The Lost City has been compared most to Romancing the Stone with Kathleen Turner from nearly forty years ago, but it has generous dollops of Congo with Laura Linney and Raiders of the Lost Ark with Harrison Ford and Karen Allen going for it as well. It’s almost as if the screen writers (Ozen Uziel and Dana Fox) together with directors Adam Nee and Aaron Nee working from a story by Seth Gordon) had taken the scripts for those other adventure capers and dropped them in the blender, hit frappe, and worked with whatever bits came spewing out the top. The result is eminently watchable, as long as you don’t spend too much time trying to actually make logical sense of the plot or the action sequences.

The time is today. Sandra Bullock is Loretta Sage, an ex-anthropologist who lost her anthropologist husband some years ago. She’s now a successful romance novelist but she spends most of her time mourning her lost love rather than working on her most recent book, which bears a suspicious resemblance to Raiders of the Lost Ark.

The book is eventually finished and her publisher (Da’Vine Joy Randolph chewing every piece of scenery that gets anywhere near her) arranges for a book tour accompanied by Alan (Channing Tatum), the male model who has been on the cover of her books as a stand in for her hero for some years. The opening stop of the tour is not a success, despite a borrowed magenta purple sequin pantsuit (that I will have to place a variation of in my VickiWear clothing line for next season) and is topped off by Loretta being kidnapped by eccentric British billionaire Abigail Fairfax (Daniel Radcliffe).

Fairfax has discovered the island location of the lost city of D where the magnificent crown of fire is said to be buried and he needs Loretta’s help in deciphering some ancient hieroglyphs and finding the jeweled crown. But time is short; the island is threatened by an imminent volcanic eruption. Alan, having figured out the kidnapping, calls his friend Jack (Brad Pitt), a super commando type, to get Loretta back and off everyone heads for the island in order to rescue the damsel.

Jack breaks Loretta free but is unable to continue the mission and it’s up to the nebbish Alan, whose personality does not match his rugged good looks, to get Loretta to safety and away from various thugs. Will they survive? Will they find the fabled treasure? Will the villain get a comeuppance? Will the comic secondary characters show up every ten minutes or so with a bit of business to provide some extraneous laughs? It’s a comedy romance adventure. You figure it out.

The Lost City succeeds on its own merits, not because of masterful writing or expert direction, but because of the sheer likability of the two leads. Sandra Bullock has spent the last few decades tailoring film projects around her particular brand of everywoman gawky romantic comedy and she does not disappoint, especially as she spends most of the film in the above mentioned sequined onesie.

Channing Tatum, who has always had the rugged good looks of a leading man from the days of classic Hollywood, doesn’t seem quite as comfortable with the comedic edges of his role but eventually develops a nice rhythm and chemistry with Ms. Bullock that makes the film hum along. They even allow him to dance a little and he is a fine dancer and moments like that let us see what Loretta sees in Alan as their relationship moves from loathing to liking to some semblance of love.
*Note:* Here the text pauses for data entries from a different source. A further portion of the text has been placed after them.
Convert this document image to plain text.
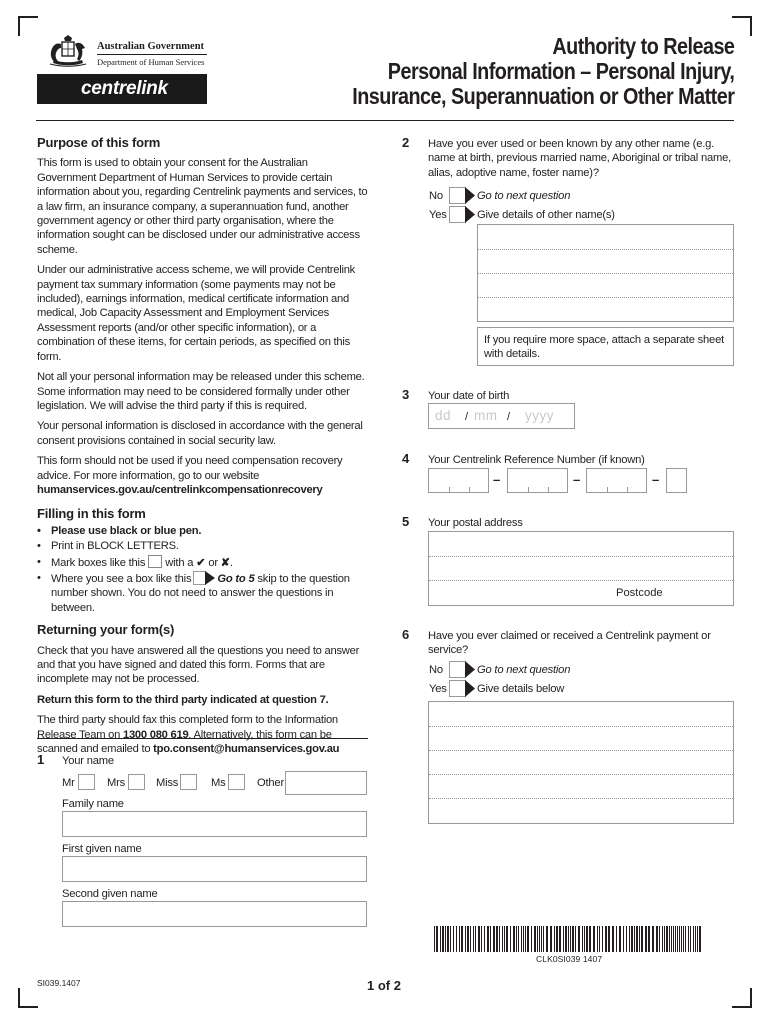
Australian Government
Department of Human Services
centrelink
Authority to Release
Personal Information – Personal Injury,
Insurance, Superannuation or Other Matter
Purpose of this form

This form is used to obtain your consent for the Australian Government Department of Human Services to provide certain information about you, regarding Centrelink payments and services, to a law firm, an insurance company, a superannuation fund, another government agency or other third party organisation, where the information sought can be disclosed under our administrative access scheme.

Under our administrative access scheme, we will provide Centrelink payment tax summary information (some payments may not be included), earnings information, medical certificate information and medical, Job Capacity Assessment and Employment Services Assessment reports (and/or other specific information), or a combination of these items, for certain periods, as specified on this form.

Not all your personal information may be released under this scheme. Some information may need to be considered formally under other legislation. We will advise the third party if this is required.

Your personal information is disclosed in accordance with the general consent provisions contained in social security law.

This form should not be used if you need compensation recovery advice. For more information, go to our website
humanservices.gov.au/centrelinkcompensationrecovery

Filling in this form
• Please use black or blue pen.
• Print in BLOCK LETTERS.
• Mark boxes like this with a ✔ or ✘.
• Where you see a box like this Go to 5 skip to the question number shown. You do not need to answer the questions in between.
Returning your form(s)

Check that you have answered all the questions you need to answer and that you have signed and dated this form. Forms that are incomplete may not be processed.

Return this form to the third party indicated at question 7.

The third party should fax this completed form to the Information Release Team on 1300 080 619. Alternatively, this form can be scanned and emailed to tpo.consent@humanservices.gov.au

1 Your name
Mr	Mrs	Miss	Ms	Other
Family name
First given name
Second given name
2 Have you ever used or been known by any other name (e.g. name at birth, previous married name, Aboriginal or tribal name, alias, adoptive name, foster name)?
No	Go to next question
Yes	Give details of other name(s)
If you require more space, attach a separate sheet with details.
3 Your date of birth
dd / mm / yyyy
4 Your Centrelink Reference Number (if known)
–	–	–
5 Your postal address
Postcode
6 Have you ever claimed or received a Centrelink payment or service?
No	Go to next question
Yes	Give details below
CLK0SI039 1407
SI039.1407	1 of 2
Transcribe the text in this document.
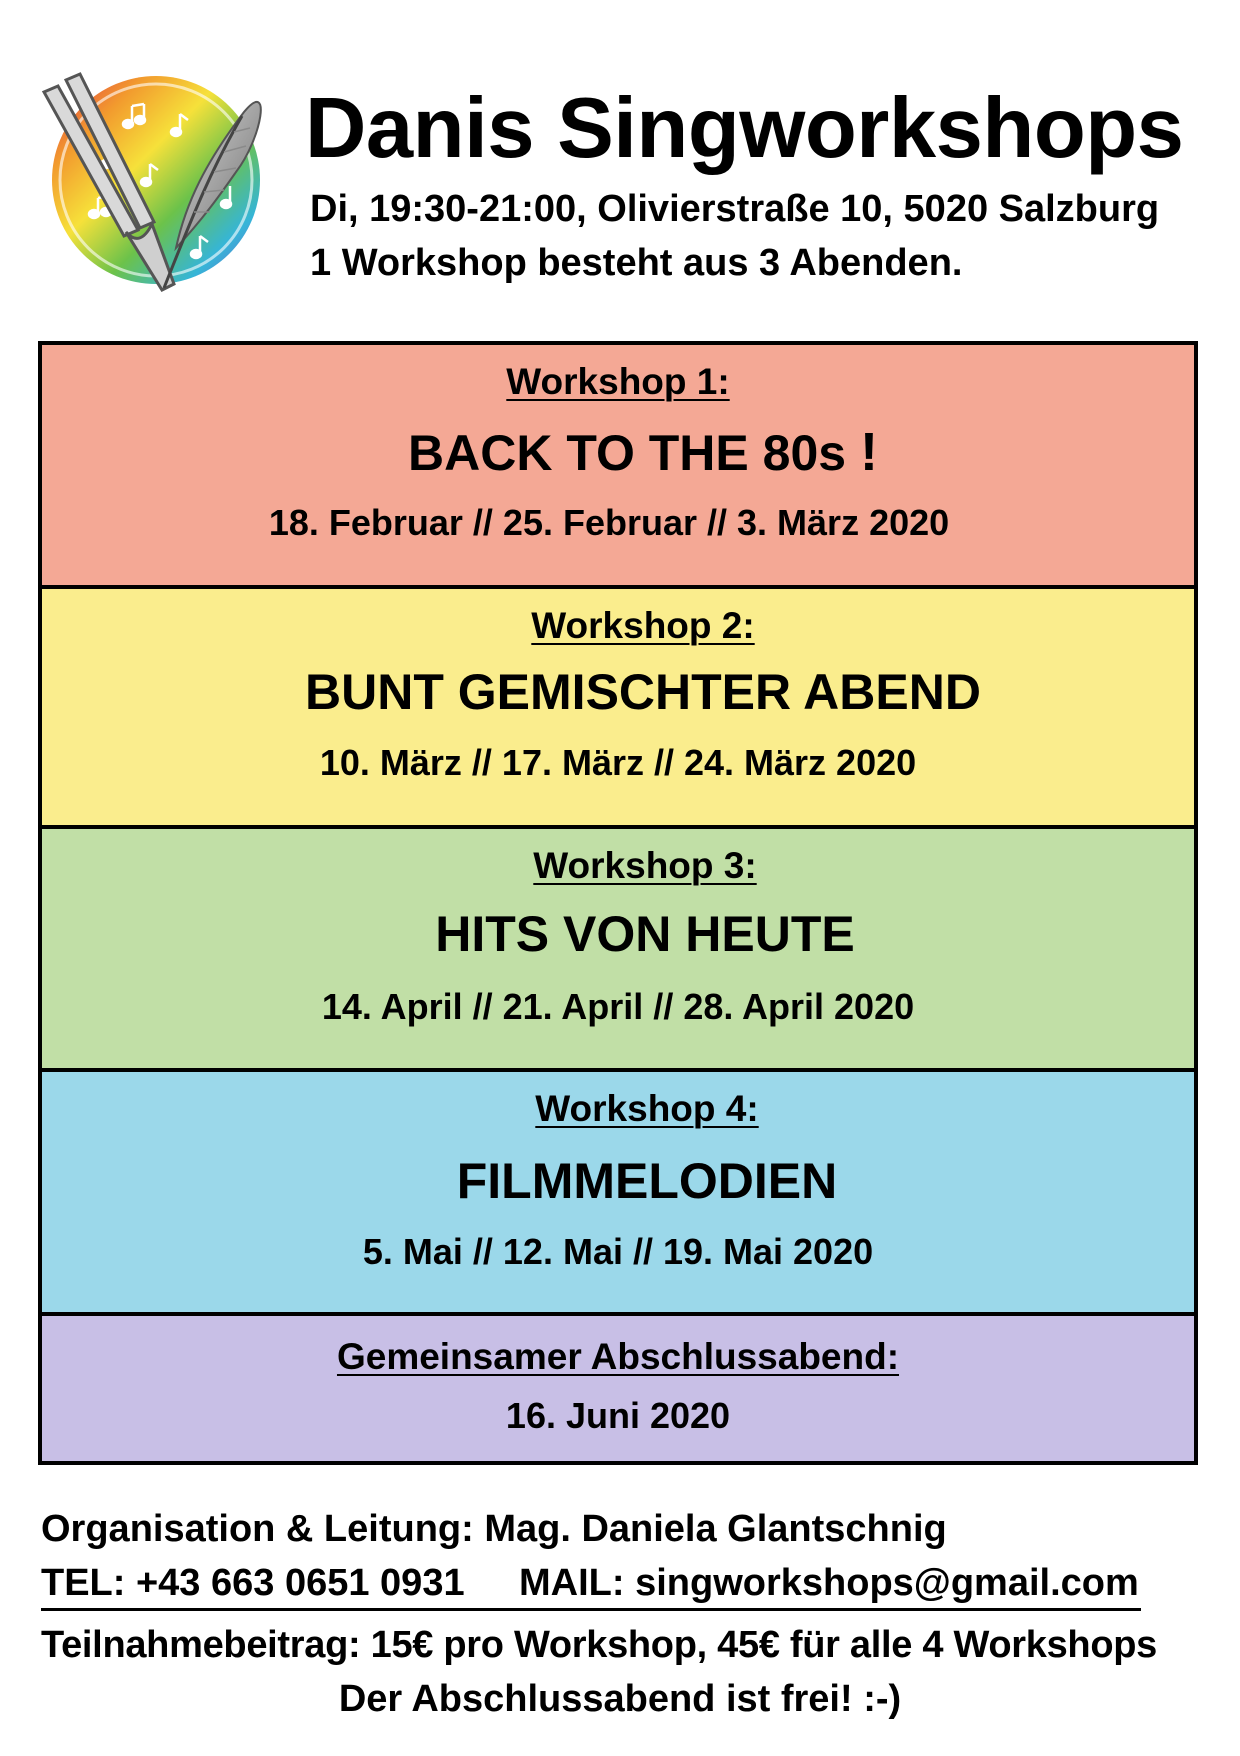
Danis Singworkshops

Di, 19:30-21:00, Olivierstraße 10, 5020 Salzburg

1 Workshop besteht aus 3 Abenden.

Workshop 1:
BACK TO THE 80s !
18. Februar // 25. Februar // 3. März 2020
Workshop 2:
BUNT GEMISCHTER ABEND
10. März // 17. März // 24. März 2020
Workshop 3:
HITS VON HEUTE
14. April // 21. April // 28. April 2020
Workshop 4:
FILMMELODIEN
5. Mai // 12. Mai // 19. Mai 2020
Gemeinsamer Abschlussabend:
16. Juni 2020

Organisation & Leitung: Mag. Daniela Glantschnig

TEL: +43 663 0651 0931 MAIL: singworkshops@gmail.com

Teilnahmebeitrag: 15€ pro Workshop, 45€ für alle 4 Workshops

Der Abschlussabend ist frei! :-)
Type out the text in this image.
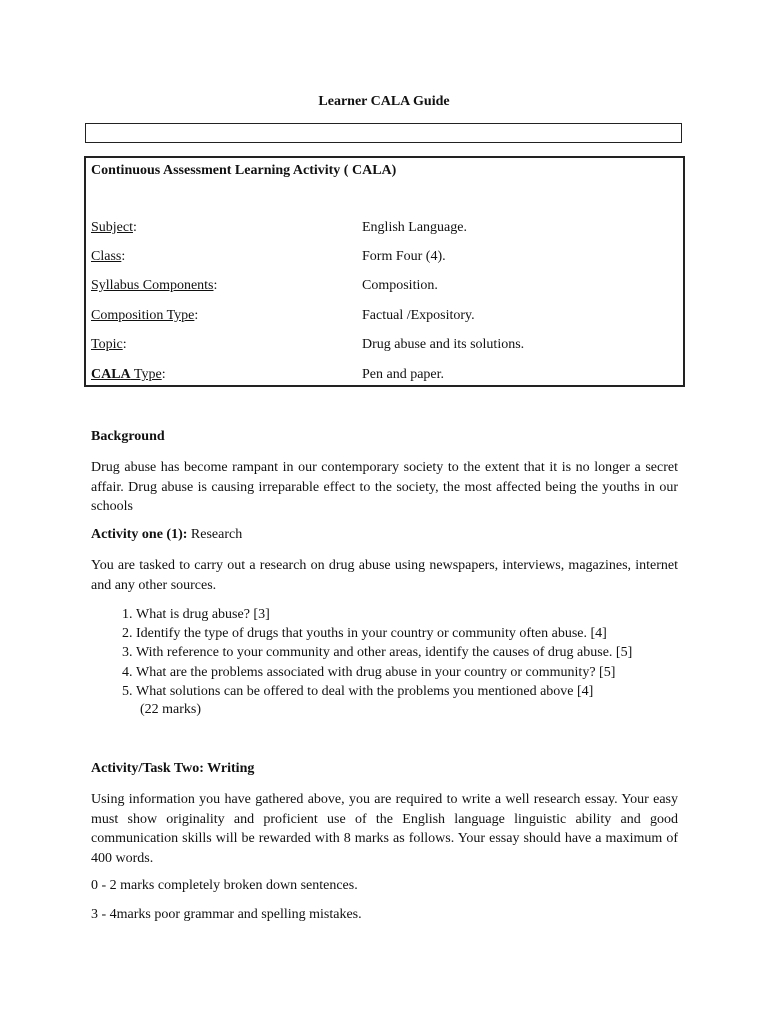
Learner CALA Guide
Continuous Assessment Learning Activity ( CALA)
Subject:	English Language.
Class:	Form Four (4).
Syllabus Components:	Composition.
Composition Type:	Factual /Expository.
Topic:	Drug abuse and its solutions.
CALA Type:	Pen and paper.
Background

Drug abuse has become rampant in our contemporary society to the extent that it is no longer a secret affair. Drug abuse is causing irreparable effect to the society, the most affected being the youths in our schools

Activity one (1): Research

You are tasked to carry out a research on drug abuse using newspapers, interviews, magazines, internet and any other sources.

1. What is drug abuse? [3]
2. Identify the type of drugs that youths in your country or community often abuse. [4]
3. With reference to your community and other areas, identify the causes of drug abuse. [5]
4. What are the problems associated with drug abuse in your country or community? [5]
5. What solutions can be offered to deal with the problems you mentioned above [4]
(22 marks)
Activity/Task Two: Writing

Using information you have gathered above, you are required to write a well research essay. Your easy must show originality and proficient use of the English language linguistic ability and good communication skills will be rewarded with 8 marks as follows. Your essay should have a maximum of 400 words.

0 - 2 marks completely broken down sentences.
3 - 4marks poor grammar and spelling mistakes.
Daniel Radcliffe is nobody’s idea of a supervillain, which is precisely the point, and he has no difficulty going over the top, when necessary, as does Brad Pitt, but in much more subtle ways as he spoofs his own persona.

The scenery (The Dominican Republic standing in for some fictitious Spanish speaking island in the mid-Atlantic) is lovely. There are a number of entertaining action sequences, especially one involving a chair and an absurdly small rental car. And we get a lovely lingering close up of Channing Tatum’s very fine backside. What else can one ask for from what is essentially a modernist take on an old Saturday afternoon adventure serial? The Lost City will never make any list of great films but it’s a perfectly harmless way to spend a few hours.

Spilled ashtray. Flying cheeses. Cheesy volcano effects. Flying goat. Gratuitous wig loss. Leeches and eczema. Private tank. Flaming whiskey. Cave wriggling. Police boat.